Morningstar continued: "Price volatility, technological hurdles, regulatory gaps, the absence of government-backed insurance, and the scarcity of professional advice provide additional reasons for investors to exercise caution when considering how much to invest in cryptocurrencies and in selecting an exchange platform on which to trade."

Spot Bitcoin ETF Coming?

The SEC has approved three Bitcoin futures ETFs so far.

On Dec. 23, the SEC rejected a pair of proposals to offer physically-backed Bitcoin exchange-traded funds. The SEC said that the proposals from Valkyrie Investments and Kryptoin failed to meet requirements to prevent fraudulent and manipulative practices that are needed to protect investors.

On Nov. 15, a third Bitcoin futures ETF debuted, charging a lower fee than the two already on the market. The VanEck Bitcoin Strategy ETF (XBTF) will list on the Cboe with an expense ratio of 0.65%, compared with the 0.95% fee charged on the Bitcoin futures ETFs introduced in mid- and late October by ProShares and Valkyrie.
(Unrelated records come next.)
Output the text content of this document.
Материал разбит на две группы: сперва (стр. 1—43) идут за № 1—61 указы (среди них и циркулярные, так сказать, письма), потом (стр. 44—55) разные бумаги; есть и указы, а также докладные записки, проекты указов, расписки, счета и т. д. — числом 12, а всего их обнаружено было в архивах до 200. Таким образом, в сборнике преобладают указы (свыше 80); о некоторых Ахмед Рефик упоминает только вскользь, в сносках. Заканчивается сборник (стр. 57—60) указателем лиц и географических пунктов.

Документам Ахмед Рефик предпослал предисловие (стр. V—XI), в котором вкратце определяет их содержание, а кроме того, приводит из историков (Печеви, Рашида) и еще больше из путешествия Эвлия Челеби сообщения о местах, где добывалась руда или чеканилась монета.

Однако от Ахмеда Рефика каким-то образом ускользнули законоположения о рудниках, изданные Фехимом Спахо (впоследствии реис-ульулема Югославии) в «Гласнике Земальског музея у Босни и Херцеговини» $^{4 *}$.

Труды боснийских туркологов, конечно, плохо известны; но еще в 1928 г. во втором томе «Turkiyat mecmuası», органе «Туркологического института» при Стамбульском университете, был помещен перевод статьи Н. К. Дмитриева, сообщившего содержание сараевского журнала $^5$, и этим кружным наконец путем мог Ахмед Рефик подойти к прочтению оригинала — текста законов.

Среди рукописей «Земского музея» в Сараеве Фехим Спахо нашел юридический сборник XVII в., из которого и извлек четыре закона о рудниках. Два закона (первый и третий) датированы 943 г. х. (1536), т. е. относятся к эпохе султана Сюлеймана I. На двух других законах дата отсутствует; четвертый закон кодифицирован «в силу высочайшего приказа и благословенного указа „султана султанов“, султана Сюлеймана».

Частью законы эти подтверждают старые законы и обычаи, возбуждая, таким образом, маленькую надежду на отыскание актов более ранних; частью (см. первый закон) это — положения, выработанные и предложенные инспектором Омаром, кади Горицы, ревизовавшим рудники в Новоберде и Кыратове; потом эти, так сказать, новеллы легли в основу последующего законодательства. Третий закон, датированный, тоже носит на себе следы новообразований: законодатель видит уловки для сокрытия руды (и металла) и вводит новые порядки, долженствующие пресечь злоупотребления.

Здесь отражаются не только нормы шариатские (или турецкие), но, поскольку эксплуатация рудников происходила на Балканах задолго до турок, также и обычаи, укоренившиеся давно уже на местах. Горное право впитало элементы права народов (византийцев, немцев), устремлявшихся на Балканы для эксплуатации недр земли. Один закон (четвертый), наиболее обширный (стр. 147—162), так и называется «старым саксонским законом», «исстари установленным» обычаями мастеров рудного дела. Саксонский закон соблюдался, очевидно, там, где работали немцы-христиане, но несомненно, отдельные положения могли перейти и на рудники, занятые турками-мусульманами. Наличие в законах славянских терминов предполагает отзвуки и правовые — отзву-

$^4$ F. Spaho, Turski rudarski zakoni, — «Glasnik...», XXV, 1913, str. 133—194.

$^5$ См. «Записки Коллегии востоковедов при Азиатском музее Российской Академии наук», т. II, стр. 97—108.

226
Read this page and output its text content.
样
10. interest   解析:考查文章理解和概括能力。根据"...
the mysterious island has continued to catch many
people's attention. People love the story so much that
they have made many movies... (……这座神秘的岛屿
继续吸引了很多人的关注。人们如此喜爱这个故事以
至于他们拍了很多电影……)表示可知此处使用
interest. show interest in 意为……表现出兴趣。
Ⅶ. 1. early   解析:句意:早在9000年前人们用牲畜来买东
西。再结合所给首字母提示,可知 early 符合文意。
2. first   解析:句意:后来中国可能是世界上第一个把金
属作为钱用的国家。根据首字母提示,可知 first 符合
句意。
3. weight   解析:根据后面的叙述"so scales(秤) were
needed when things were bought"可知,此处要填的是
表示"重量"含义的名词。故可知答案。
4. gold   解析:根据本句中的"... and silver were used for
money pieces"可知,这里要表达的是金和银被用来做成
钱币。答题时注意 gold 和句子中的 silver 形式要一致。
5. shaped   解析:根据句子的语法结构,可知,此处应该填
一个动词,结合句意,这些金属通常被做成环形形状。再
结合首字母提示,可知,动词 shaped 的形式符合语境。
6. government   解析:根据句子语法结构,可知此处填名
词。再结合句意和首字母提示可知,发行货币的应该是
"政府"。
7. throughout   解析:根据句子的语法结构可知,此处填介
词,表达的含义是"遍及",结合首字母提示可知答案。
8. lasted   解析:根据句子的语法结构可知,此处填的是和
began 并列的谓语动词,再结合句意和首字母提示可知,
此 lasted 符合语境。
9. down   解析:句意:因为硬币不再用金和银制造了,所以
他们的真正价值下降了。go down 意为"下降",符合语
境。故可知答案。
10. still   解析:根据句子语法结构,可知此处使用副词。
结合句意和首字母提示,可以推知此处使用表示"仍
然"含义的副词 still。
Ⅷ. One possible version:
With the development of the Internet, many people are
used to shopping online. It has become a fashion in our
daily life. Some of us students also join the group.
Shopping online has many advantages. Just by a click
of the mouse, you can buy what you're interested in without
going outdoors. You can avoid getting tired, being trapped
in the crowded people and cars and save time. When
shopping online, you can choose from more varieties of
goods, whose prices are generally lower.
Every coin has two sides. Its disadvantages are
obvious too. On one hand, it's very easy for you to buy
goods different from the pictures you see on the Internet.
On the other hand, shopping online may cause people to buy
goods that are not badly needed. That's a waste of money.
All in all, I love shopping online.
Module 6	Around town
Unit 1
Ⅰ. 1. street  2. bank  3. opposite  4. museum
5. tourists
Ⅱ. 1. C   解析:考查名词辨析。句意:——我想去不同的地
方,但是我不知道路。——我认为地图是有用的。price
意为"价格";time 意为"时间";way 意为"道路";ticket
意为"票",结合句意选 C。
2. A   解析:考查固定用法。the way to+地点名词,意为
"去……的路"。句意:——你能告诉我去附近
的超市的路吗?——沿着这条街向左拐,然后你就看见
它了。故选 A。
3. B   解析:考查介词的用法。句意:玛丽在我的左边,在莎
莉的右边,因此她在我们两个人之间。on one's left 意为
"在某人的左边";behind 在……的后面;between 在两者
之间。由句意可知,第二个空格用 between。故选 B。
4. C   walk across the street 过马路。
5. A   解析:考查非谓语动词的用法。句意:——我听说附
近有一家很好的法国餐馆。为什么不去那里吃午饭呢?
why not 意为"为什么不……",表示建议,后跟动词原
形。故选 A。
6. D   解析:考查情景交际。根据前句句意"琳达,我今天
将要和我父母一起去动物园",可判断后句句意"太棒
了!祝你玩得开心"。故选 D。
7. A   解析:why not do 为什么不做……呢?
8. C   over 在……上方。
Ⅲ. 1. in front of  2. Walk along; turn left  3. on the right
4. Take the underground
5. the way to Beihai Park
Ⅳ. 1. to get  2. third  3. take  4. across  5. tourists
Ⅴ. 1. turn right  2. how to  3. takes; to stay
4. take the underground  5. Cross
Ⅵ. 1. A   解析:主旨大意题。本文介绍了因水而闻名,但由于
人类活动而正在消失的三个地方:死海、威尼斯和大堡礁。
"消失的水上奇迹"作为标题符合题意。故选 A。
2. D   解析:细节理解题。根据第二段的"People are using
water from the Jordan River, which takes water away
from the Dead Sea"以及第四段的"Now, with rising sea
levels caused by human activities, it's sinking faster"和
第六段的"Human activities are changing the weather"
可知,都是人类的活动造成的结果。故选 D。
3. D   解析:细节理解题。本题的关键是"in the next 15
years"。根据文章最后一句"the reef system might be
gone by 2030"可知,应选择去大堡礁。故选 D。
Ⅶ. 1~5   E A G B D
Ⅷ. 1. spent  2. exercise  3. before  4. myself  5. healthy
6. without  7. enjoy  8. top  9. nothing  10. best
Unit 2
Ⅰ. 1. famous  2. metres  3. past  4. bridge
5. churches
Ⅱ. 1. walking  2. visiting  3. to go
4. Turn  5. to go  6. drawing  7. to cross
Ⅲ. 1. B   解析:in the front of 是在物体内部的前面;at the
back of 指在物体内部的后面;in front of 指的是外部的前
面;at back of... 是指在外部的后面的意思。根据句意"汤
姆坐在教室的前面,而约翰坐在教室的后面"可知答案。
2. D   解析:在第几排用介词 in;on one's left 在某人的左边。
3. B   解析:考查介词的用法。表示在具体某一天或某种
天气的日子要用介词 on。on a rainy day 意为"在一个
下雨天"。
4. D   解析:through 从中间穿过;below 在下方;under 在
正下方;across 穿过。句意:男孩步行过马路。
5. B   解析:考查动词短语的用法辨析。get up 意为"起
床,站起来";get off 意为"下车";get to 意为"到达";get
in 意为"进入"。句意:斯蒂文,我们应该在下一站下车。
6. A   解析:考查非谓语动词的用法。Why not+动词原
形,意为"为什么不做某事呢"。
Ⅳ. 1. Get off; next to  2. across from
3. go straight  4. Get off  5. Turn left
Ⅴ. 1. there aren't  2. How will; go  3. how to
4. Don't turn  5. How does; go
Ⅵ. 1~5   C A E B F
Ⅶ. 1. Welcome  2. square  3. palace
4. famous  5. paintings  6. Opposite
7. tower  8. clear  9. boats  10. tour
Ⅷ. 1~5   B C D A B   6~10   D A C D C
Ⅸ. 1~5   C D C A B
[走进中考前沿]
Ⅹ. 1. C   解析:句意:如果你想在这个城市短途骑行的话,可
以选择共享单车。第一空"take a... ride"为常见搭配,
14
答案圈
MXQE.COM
On Nov. 12, the SEC rejected VanEck's application to trade a spot Bitcoin ETF on the grounds that its listing exchange, the Cboe, failed to demonstrate it had sufficient means "to prevent fraudulent and manipulative acts and practices" and "to protect investors and the public interest."

Then, on Dec. 3, the commission rejected the WisdomTree Bitcoin Trust.

The SEC could also soon issue its first opinion on Grayscale's application to convert its Bitcoin trust to a Bitcoin ETF.

Attorneys for Grayscale told the SEC in a letter on Nov. 29 that "the Commission has no basis for the position that investing in the derivatives market for an asset is acceptable for investors while investing in the asset itself is not. But having permitted the listing of multiple Bitcoin futures ETFs in the last several weeks, that is the policy decision the commission would announce were it to deny NYSE Arca's application to list" the Grayscale Bitcoin Trust.

Craig Salm, head of legal at Grayscale Investments, told ThinkAdvisor in a recent interview that "if the Commission is seemingly OK with a futures [Bitcoin ETF] then they have to be OK with a spot one because both are based on the underlying Bitcoin markets."

The benefit to converting the Grayscale Bitcoin Trust to an ETF is that "once it converts, it will be more efficient and more closely track NAV," Salm said.

On Nov. 10, SkyBridge's Bitcoin Review newsletter reported that the cryptocurrency market "hit a new milestone — the total market cap surpassed $3 trillion, which is four times the cryptocurrency market cap at the end of 2020."

This growth, SkyBridge said, "was largely driven by Bitcoin reaching a new all-time high, pushing through the $68,000 mark earlier" that week.

Institutions continue to explore new avenues to get involved in the crypto space, SkyBridge said.

"Goldman Sachs and other Wall Street banks have started looking into how to use Bitcoin as collateral for cash loans to institutions. While they will not touch cryptocurrency spot markets, they are considering using synthetic crypto products such as futures," SkyBridge argued.